3. SUN is all about helping startups scale in space – what that means to you?
Scaling in space is all about establishing a place in the space industry. Further, a startup should be able to grow in its respective line of business and be able to build a reputation among stakeholders in the space industry. Such a startup needs a sound business plan which can be validated and resonates with the industry.
4. How do you think SUN impacted the startups?
SUN provided support in various forms such as mentor matching, education on the access and use of EO data, financing options and opportunities as well as legal options and many more. Perhaps the biggest impact may have been from the immense network which was built and provided by SUN´s stakeholders as all partners, members and startups were motivated and open to network and provide insights and help to one another.
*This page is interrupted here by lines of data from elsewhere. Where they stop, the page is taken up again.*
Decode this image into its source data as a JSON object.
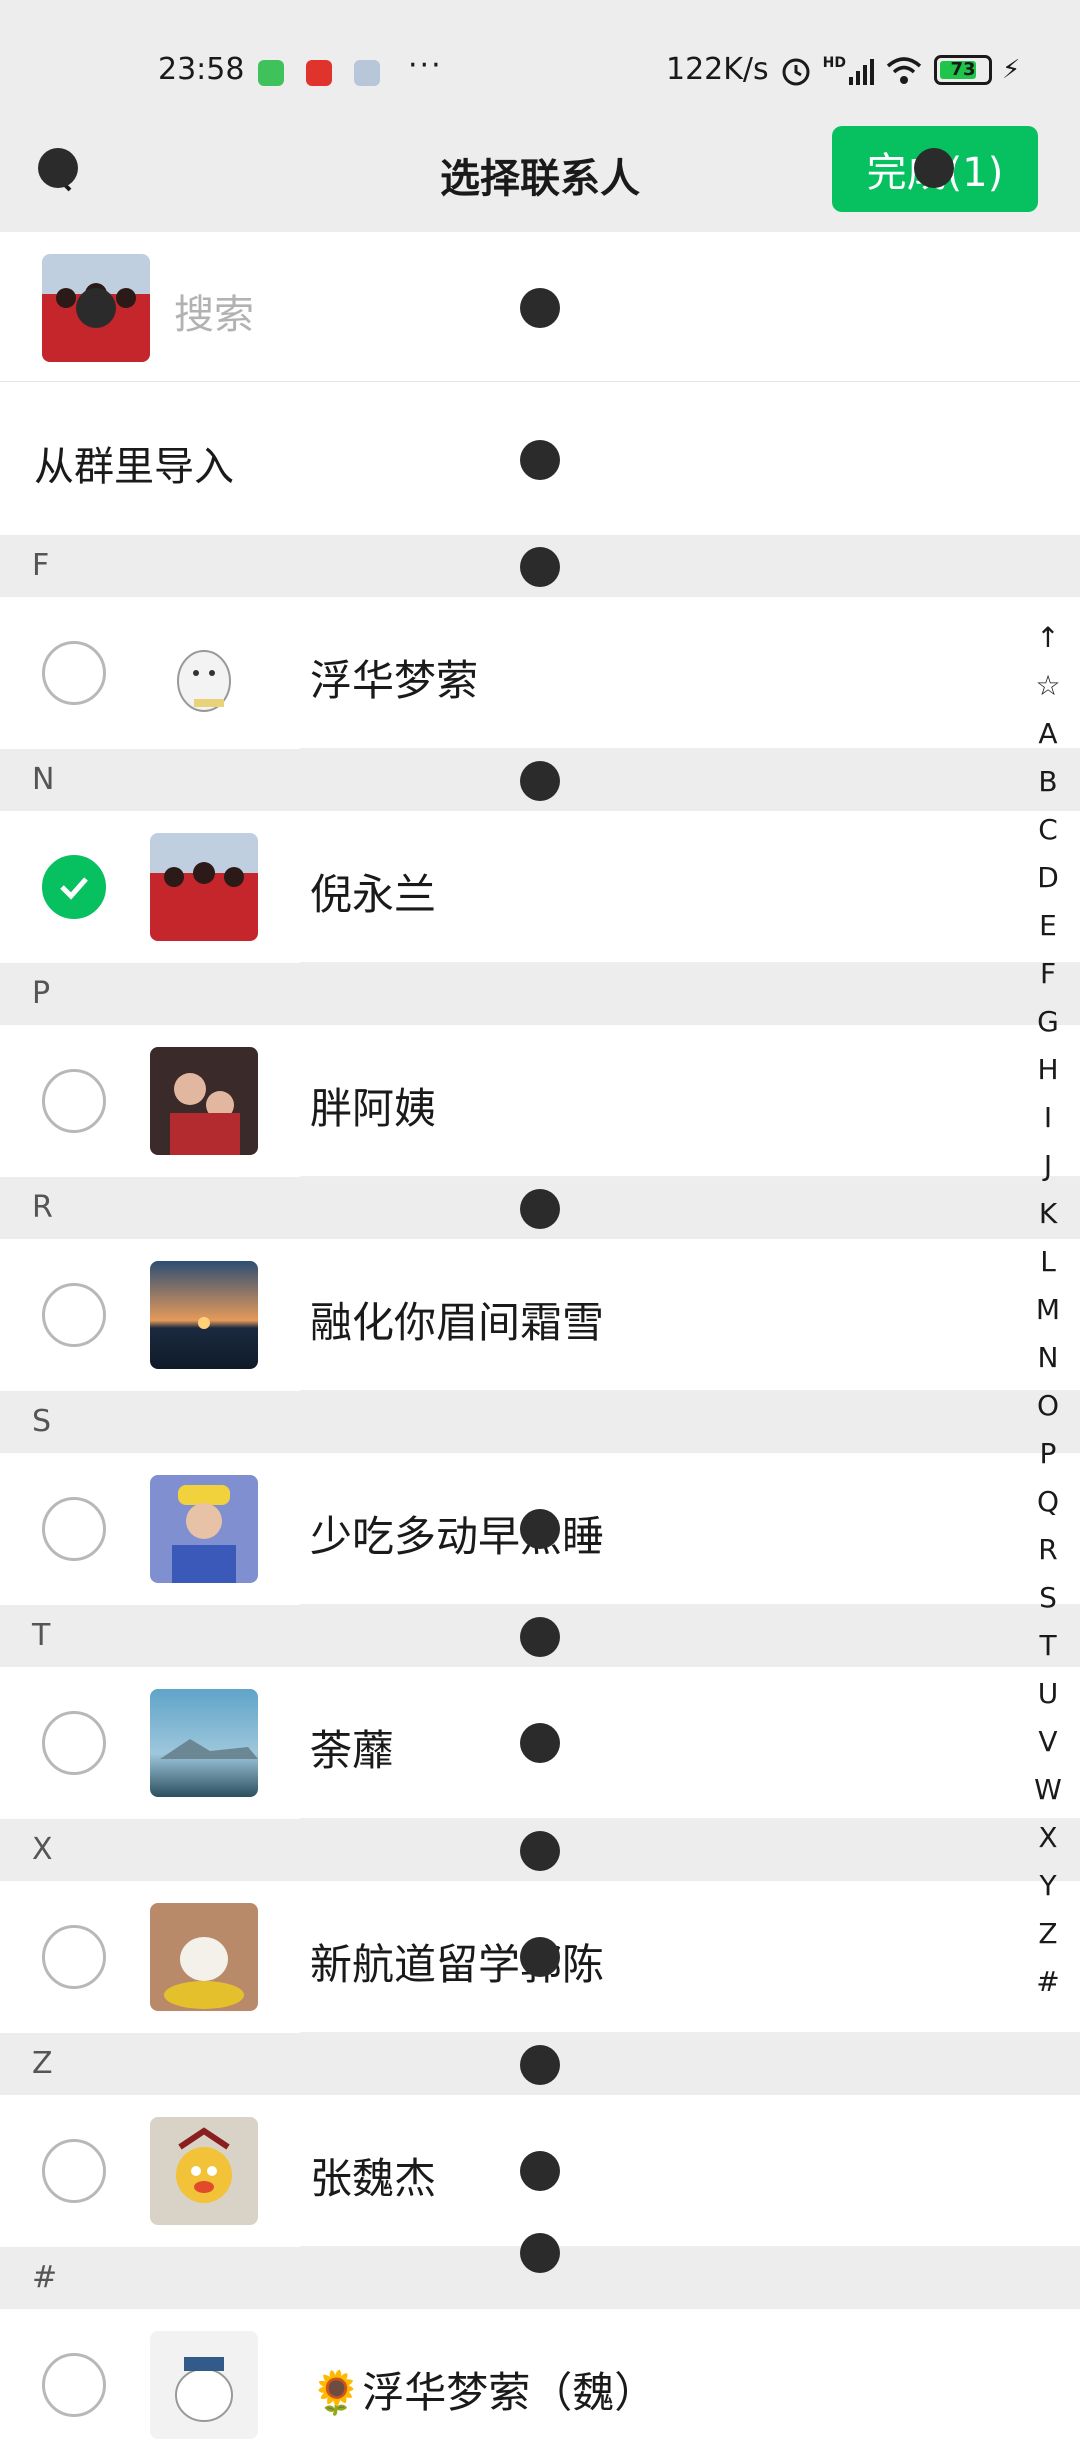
{
  "status_bar": {
    "time": "23:58",
    "more": "···",
    "network_speed": "122K/s",
    "signal_label": "HD",
    "battery_level": "73"
  },
  "nav": {
    "title": "选择联系人",
    "done_label": "完成(1)"
  },
  "search": {
    "placeholder": "搜索"
  },
  "import_from_group": "从群里导入",
  "sections": [
    {
      "letter": "F",
      "contacts": [
        {
          "name": "浮华梦萦",
          "checked": false,
          "avatar": "avatar-cartoon-ghost"
        }
      ]
    },
    {
      "letter": "N",
      "contacts": [
        {
          "name": "倪永兰",
          "checked": true,
          "avatar": "avatar-group-red"
        }
      ]
    },
    {
      "letter": "P",
      "contacts": [
        {
          "name": "胖阿姨",
          "checked": false,
          "avatar": "avatar-family"
        }
      ]
    },
    {
      "letter": "R",
      "contacts": [
        {
          "name": "融化你眉间霜雪",
          "checked": false,
          "avatar": "avatar-sunset"
        }
      ]
    },
    {
      "letter": "S",
      "contacts": [
        {
          "name": "少吃多动早点睡",
          "checked": false,
          "avatar": "avatar-singer"
        }
      ]
    },
    {
      "letter": "T",
      "contacts": [
        {
          "name": "荼蘼",
          "checked": false,
          "avatar": "avatar-mountain"
        }
      ]
    },
    {
      "letter": "X",
      "contacts": [
        {
          "name": "新航道留学郭陈",
          "checked": false,
          "avatar": "avatar-cat"
        }
      ]
    },
    {
      "letter": "Z",
      "contacts": [
        {
          "name": "张魏杰",
          "checked": false,
          "avatar": "avatar-cartoon-warrior"
        }
      ]
    },
    {
      "letter": "#",
      "contacts": [
        {
          "name": "🌻浮华梦萦（魏）",
          "checked": false,
          "avatar": "avatar-cartoon-white"
        }
      ]
    }
  ],
  "alpha_index": [
    "↑",
    "☆",
    "A",
    "B",
    "C",
    "D",
    "E",
    "F",
    "G",
    "H",
    "I",
    "J",
    "K",
    "L",
    "M",
    "N",
    "O",
    "P",
    "Q",
    "R",
    "S",
    "T",
    "U",
    "V",
    "W",
    "X",
    "Y",
    "Z",
    "#"
  ],
  "colors": {
    "accent_green": "#07c160",
    "header_gray": "#ededed"
  }
}
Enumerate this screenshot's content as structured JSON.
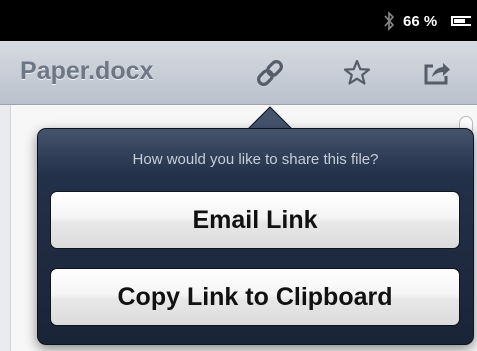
{
  "status_bar": {
    "bluetooth_icon": "bluetooth-icon",
    "battery_percent": "66 %",
    "battery_icon": "battery-icon",
    "battery_level": 0.66
  },
  "toolbar": {
    "title": "Paper.docx",
    "buttons": [
      {
        "name": "link-button",
        "icon": "link-icon"
      },
      {
        "name": "favorite-button",
        "icon": "star-icon"
      },
      {
        "name": "share-button",
        "icon": "share-icon"
      }
    ]
  },
  "share_popover": {
    "prompt": "How would you like to share this file?",
    "options": [
      {
        "label": "Email Link"
      },
      {
        "label": "Copy Link to Clipboard"
      }
    ]
  }
}
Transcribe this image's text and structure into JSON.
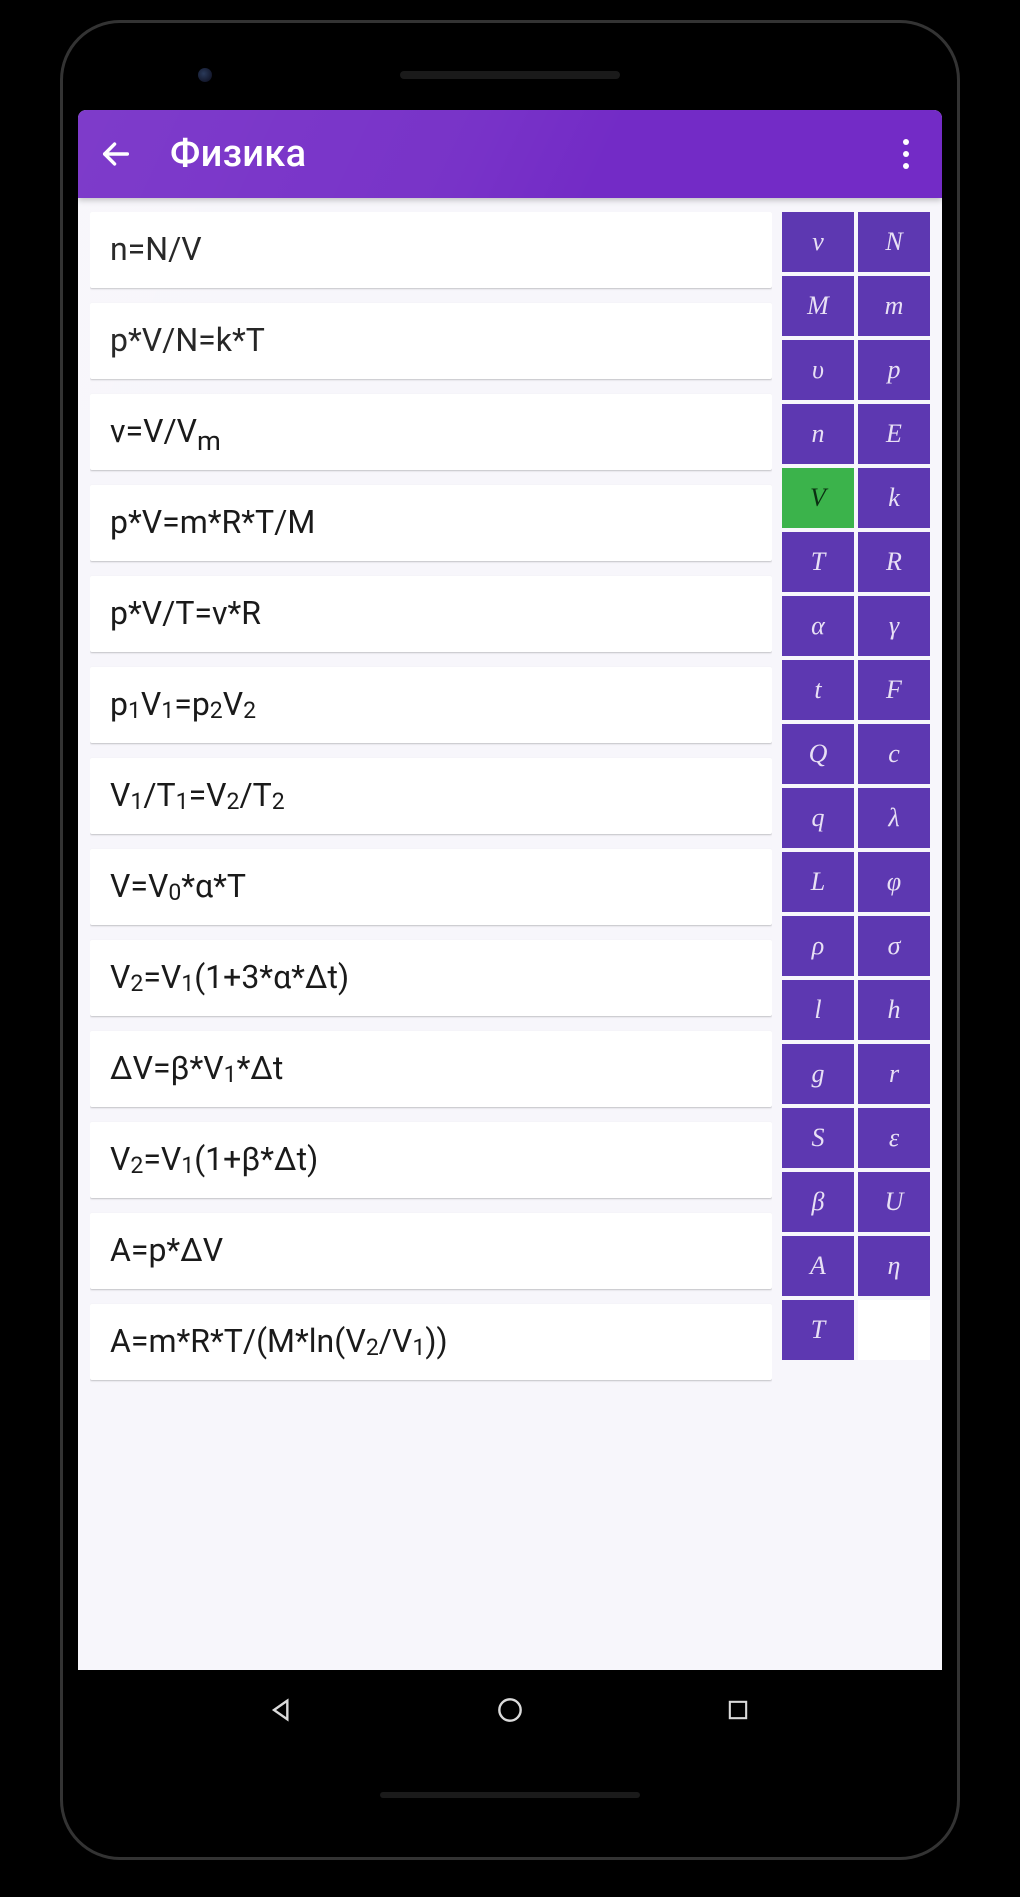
{
  "appbar": {
    "title": "Физика"
  },
  "formulas": [
    {
      "html": "n=N/V"
    },
    {
      "html": "p*V/N=k*T"
    },
    {
      "html": "ν=V/V<span class='sub-m'>m</span>"
    },
    {
      "html": "p*V=m*R*T/M"
    },
    {
      "html": "p*V/T=ν*R"
    },
    {
      "html": "p<span class='sub'>1</span>V<span class='sub'>1</span>=p<span class='sub'>2</span>V<span class='sub'>2</span>"
    },
    {
      "html": "V<span class='sub'>1</span>/T<span class='sub'>1</span>=V<span class='sub'>2</span>/T<span class='sub'>2</span>"
    },
    {
      "html": "V=V<span class='sub'>0</span>*α*T"
    },
    {
      "html": "V<span class='sub'>2</span>=V<span class='sub'>1</span>(1+3*α*Δt)"
    },
    {
      "html": "ΔV=β*V<span class='sub'>1</span>*Δt"
    },
    {
      "html": "V<span class='sub'>2</span>=V<span class='sub'>1</span>(1+β*Δt)"
    },
    {
      "html": "A=p*ΔV"
    },
    {
      "html": "A=m*R*T/(M*ln(V<span class='sub'>2</span>/V<span class='sub'>1</span>))"
    }
  ],
  "vars": [
    {
      "label": "v"
    },
    {
      "label": "N"
    },
    {
      "label": "M"
    },
    {
      "label": "m"
    },
    {
      "label": "υ"
    },
    {
      "label": "p"
    },
    {
      "label": "n"
    },
    {
      "label": "E"
    },
    {
      "label": "V",
      "selected": true
    },
    {
      "label": "k"
    },
    {
      "label": "T"
    },
    {
      "label": "R"
    },
    {
      "label": "α"
    },
    {
      "label": "γ"
    },
    {
      "label": "t"
    },
    {
      "label": "F"
    },
    {
      "label": "Q"
    },
    {
      "label": "c"
    },
    {
      "label": "q"
    },
    {
      "label": "λ"
    },
    {
      "label": "L"
    },
    {
      "label": "φ"
    },
    {
      "label": "ρ"
    },
    {
      "label": "σ"
    },
    {
      "label": "l"
    },
    {
      "label": "h"
    },
    {
      "label": "g"
    },
    {
      "label": "r"
    },
    {
      "label": "S"
    },
    {
      "label": "ε"
    },
    {
      "label": "β"
    },
    {
      "label": "U"
    },
    {
      "label": "A"
    },
    {
      "label": "η"
    },
    {
      "label": "T"
    },
    {
      "label": "",
      "blank": true
    }
  ]
}
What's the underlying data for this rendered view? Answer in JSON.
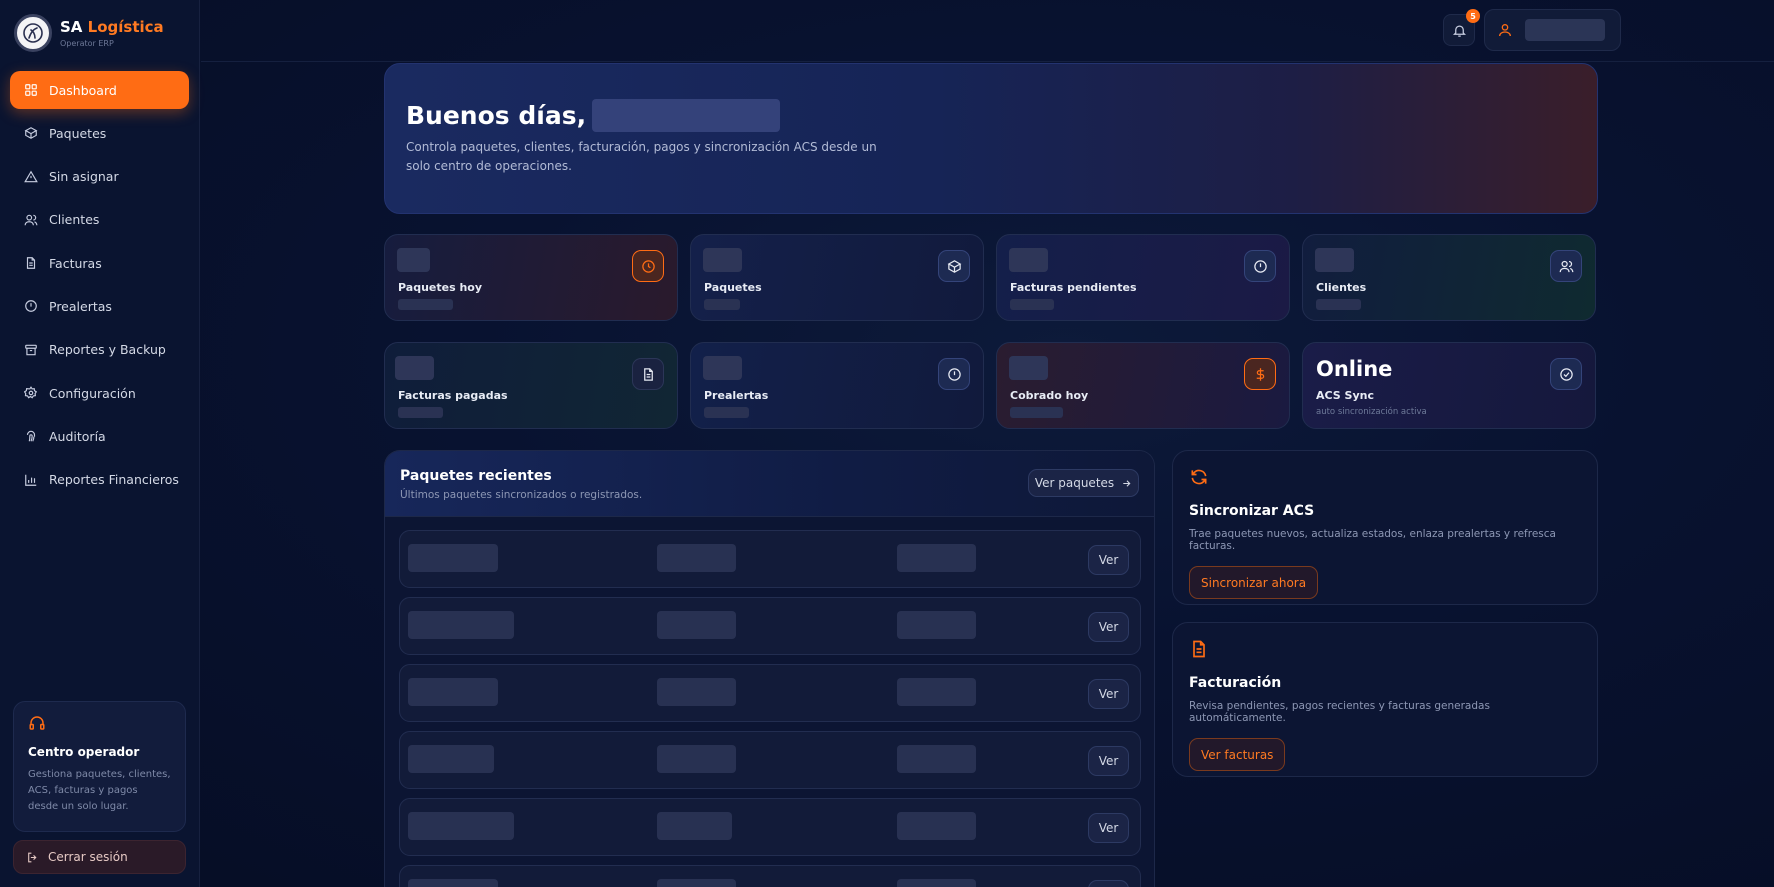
{
  "brand": {
    "name_prefix": "SA",
    "name_accent": "Logística",
    "subtitle": "Operator ERP"
  },
  "nav": [
    {
      "label": "Dashboard",
      "icon": "grid-icon",
      "active": true
    },
    {
      "label": "Paquetes",
      "icon": "box-icon"
    },
    {
      "label": "Sin asignar",
      "icon": "alert-triangle-icon"
    },
    {
      "label": "Clientes",
      "icon": "users-icon"
    },
    {
      "label": "Facturas",
      "icon": "file-icon"
    },
    {
      "label": "Prealertas",
      "icon": "alert-circle-icon"
    },
    {
      "label": "Reportes y Backup",
      "icon": "archive-icon"
    },
    {
      "label": "Configuración",
      "icon": "gear-icon"
    },
    {
      "label": "Auditoría",
      "icon": "fingerprint-icon"
    },
    {
      "label": "Reportes Financieros",
      "icon": "bar-chart-icon"
    }
  ],
  "operator_card": {
    "title": "Centro operador",
    "description": "Gestiona paquetes, clientes, ACS, facturas y pagos desde un solo lugar."
  },
  "logout_label": "Cerrar sesión",
  "topbar": {
    "notification_count": "5"
  },
  "hero": {
    "greeting": "Buenos días,",
    "description": "Controla paquetes, clientes, facturación, pagos y sincronización ACS desde un solo centro de operaciones."
  },
  "stats": [
    {
      "label": "Paquetes hoy",
      "icon": "clock-icon",
      "accent": "#ff6c14"
    },
    {
      "label": "Paquetes",
      "icon": "box-icon"
    },
    {
      "label": "Facturas pendientes",
      "icon": "alert-circle-icon"
    },
    {
      "label": "Clientes",
      "icon": "users-icon"
    },
    {
      "label": "Facturas pagadas",
      "icon": "file-icon"
    },
    {
      "label": "Prealertas",
      "icon": "alert-circle-icon"
    },
    {
      "label": "Cobrado hoy",
      "icon": "dollar-icon",
      "accent": "#ff6c14"
    },
    {
      "label": "ACS Sync",
      "value": "Online",
      "sub": "auto sincronización activa",
      "icon": "check-circle-icon"
    }
  ],
  "recent": {
    "title": "Paquetes recientes",
    "subtitle": "Últimos paquetes sincronizados o registrados.",
    "view_all_label": "Ver paquetes",
    "row_action_label": "Ver",
    "row_count": 6
  },
  "sync_card": {
    "title": "Sincronizar ACS",
    "description": "Trae paquetes nuevos, actualiza estados, enlaza prealertas y refresca facturas.",
    "button": "Sincronizar ahora"
  },
  "billing_card": {
    "title": "Facturación",
    "description": "Revisa pendientes, pagos recientes y facturas generadas automáticamente.",
    "button": "Ver facturas"
  },
  "colors": {
    "accent": "#ff6c14",
    "background": "#081230",
    "panel": "#0c1533"
  }
}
With such tightly woven networks, startups do not only receive greater support but are also able to build strategic partnerships and explore new business opportunities as well as build a European space startup ecosystem with resources to be used by future startups.
5. The project is now ending! How do you feel about these three years, and what’s still coming in the future?
During these three years, we have made friends and built new relationships with numerous European startups and companies. On the one hand, it is unfortunate that SUN is coming to an end but we are happy and proud to have contributed to not only great European projects but also have contributed to building and improving the European space startup ecosystem. We deeply hope that our efforts help others in their line of business and startups find resources to help them accelerate and scale their operations.